16 Luglio 2010, di Redazione Wall Street Italia

(Teleborsa) – Se all’estero la ripresa complessiva del mercato è già avvertita da alcuni mesi, con un riavvio di investimenti ed incrementi dei prezzi di compravendita, grazie anche ad un recupero della fiducia per una situazione macroeconomica in miglioramento, il mercato immobiliare italiano si trova ancora ben lontano da una salda ripresa di prezzi e quantità transatte.

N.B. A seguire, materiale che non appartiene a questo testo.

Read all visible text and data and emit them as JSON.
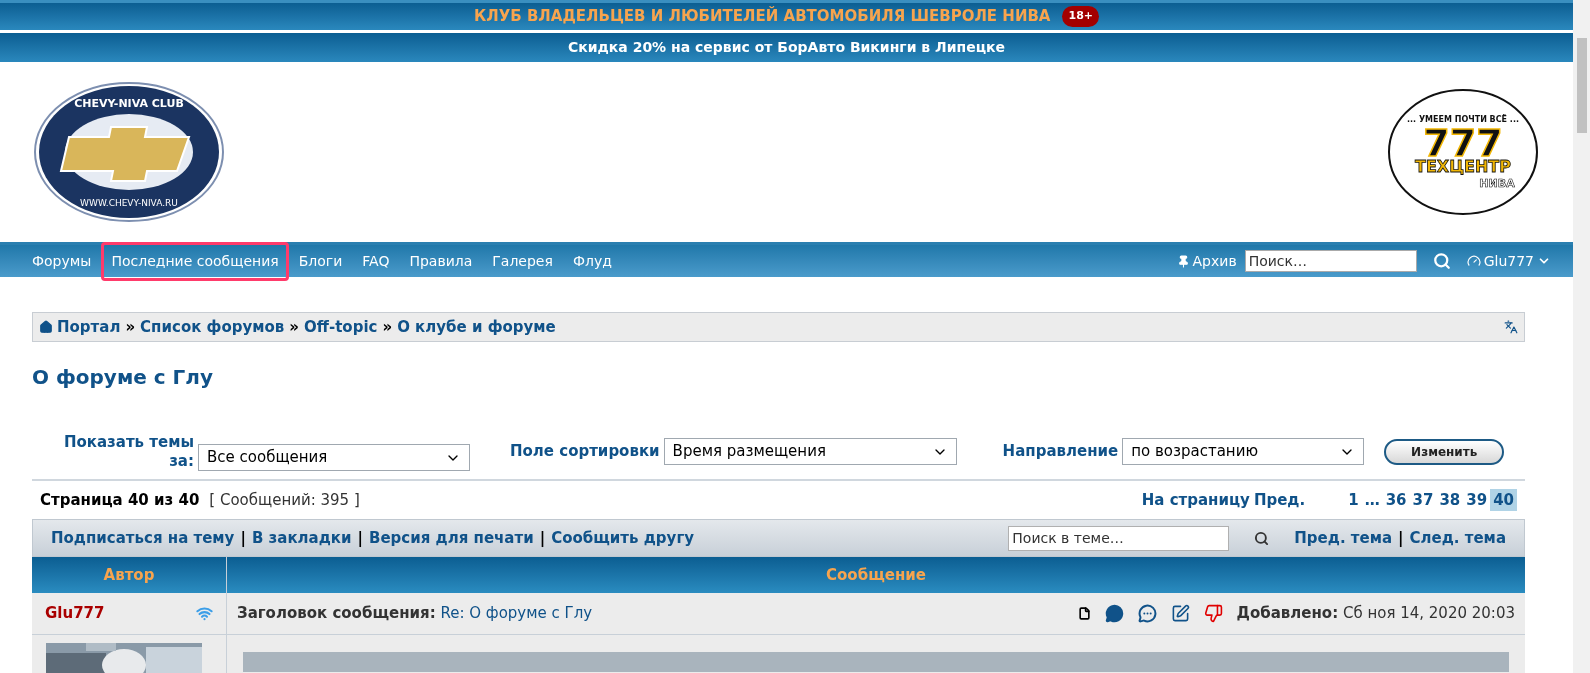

Lo si legge nel secondo Rapporto 2010 di Nomisma. Nel corso della primavera il clima di fiducia delle famiglie e delle imprese italiane si è deteriorato, interrompendo il recupero virtuoso che si era avviato nella seconda metà dell’anno passato, frenando anche i ritmi di ripartenza del mercato immobiliare. La domanda di immobili, infatti, si sta tendenzialmente stabilizzando solamente per il settore delle abitazioni, mentre la richiesta di spazi per le attività di impresa è tuttora fortemente depressa, complice la lentezza della ripresa economica e la perdurante incertezza sulla evoluzione della congiuntura. L’impatto sulle quantità che rimangono sul mercato è piuttosto evidente, con una crescita diffusa dell’offerta disponibile. Le transazioni sono cresciute rispetto all’inizio dell’anno scorso solo in corrispondenza delle abitazioni (+4,2% nel I trimestre 2010 rispetto allo stesso periodo dell’anno precedente), ma ci si trova ad un livello del 30% inferiore a quello del 2007, quando sull’anno si stipulavano oltre 800 mila compravendite di abitazioni.